Gracieuseté Congédiés sans préavis, les 30 employés de soutien du Collège Stanislas obtiennent huit semaines de salaire en compensation.

En pleine négociation pour le renouvellement de leur convention collective, les 30 employés de soutien du Collège Stanislas ont été licenciés pour être remplacés par des sous-traitants.

Le personnel responsable de l’entretien de l’établissement scolaire d’Outremont a été congédié collectivement par lettre d’huissier, le 28 juin.

«Le monde est absolument dégoûté. C’est odieux. Leur geste est sauvage à l’égard de leurs employés qui leur ont été fidèles.

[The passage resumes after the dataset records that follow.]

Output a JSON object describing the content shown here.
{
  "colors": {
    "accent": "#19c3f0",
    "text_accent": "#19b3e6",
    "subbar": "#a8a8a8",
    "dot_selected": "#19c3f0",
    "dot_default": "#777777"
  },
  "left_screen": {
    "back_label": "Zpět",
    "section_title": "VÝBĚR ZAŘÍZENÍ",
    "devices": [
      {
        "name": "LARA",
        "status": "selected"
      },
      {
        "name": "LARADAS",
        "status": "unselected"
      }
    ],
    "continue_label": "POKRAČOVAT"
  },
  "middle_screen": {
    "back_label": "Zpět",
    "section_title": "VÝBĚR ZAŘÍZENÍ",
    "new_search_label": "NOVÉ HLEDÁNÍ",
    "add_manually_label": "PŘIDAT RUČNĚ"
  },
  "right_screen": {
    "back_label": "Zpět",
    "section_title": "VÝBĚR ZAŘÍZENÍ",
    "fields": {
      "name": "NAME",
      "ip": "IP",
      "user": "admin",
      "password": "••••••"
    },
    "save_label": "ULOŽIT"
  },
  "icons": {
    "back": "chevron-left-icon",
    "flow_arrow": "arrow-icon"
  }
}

Aujourd’hui, ils n’ont aucune reconnaissance», dénonce le président du Syndicat des employés de soutien du collège (CSN), Jean Lacoursière, qui déplore aussi l’annulation immédiate des assurances.

La possibilité de contester ces mises à pieds, notamment par la voie des tribunaux, est à l’étude.

En négociation depuis plusieurs mois, les membres syndiqués du collège de l’avenue Dollard avaient voté à 89 % en faveur d’un mandat de grève générale illimitée, à la fin du mois de juin.

Au même moment, l’offre patronale avait été rejetée à 100 % après une dernière rencontre devant le conciliateur.

Selon le syndicat, l’employeur proposait plusieurs reculs en matière de salaire, d’assurance et d’horaire, en plus de ne pas vouloir bonifier la clause interdisant le recours au privé pour remplacer des employés.

Économies

La direction du collège a mis en exécution la volonté du conseil d’administration de faire appel à de la sous-traitance si les deux parties ne parvenait pas à une entente.

«On a réellement cherché à négocier jusqu’au bout. Puis le refus de l’offre patronale a conduit à appliquer la décision de nos administrateurs», explique le directeur adjoint du collège, Michel Morin, qui juge malheureuse l’absence d’un accord.

M. Morin indique que le contrat avec une firme a déjà été signé L’embauche d’une entreprise vise à faire des économies, dit-il.

«L’objectif n’était pas de licencier, mais de faire des économies dans le cadre d’une entente négociée, ce qu’on n’a pas pu faire», a tenu à préciser le directeur adjoint.

Selon le syndicat, l’établissement pourrait épargner entre 400 000 $ et 600 000 $ avec la sous-traitance. La direction ne veut confirmer ce montant.

De son côté, M. Lacoursière mentionne que les employés ont fait beaucoup de concessions et ont été de bonne foi durant les négociations.

Le recours à la sous-traitance a aussi entraîné le congédiement des cinq employés de soutien du Collège Stanislas de Québec.

La convention collective arrivait à échéance le 30 juin.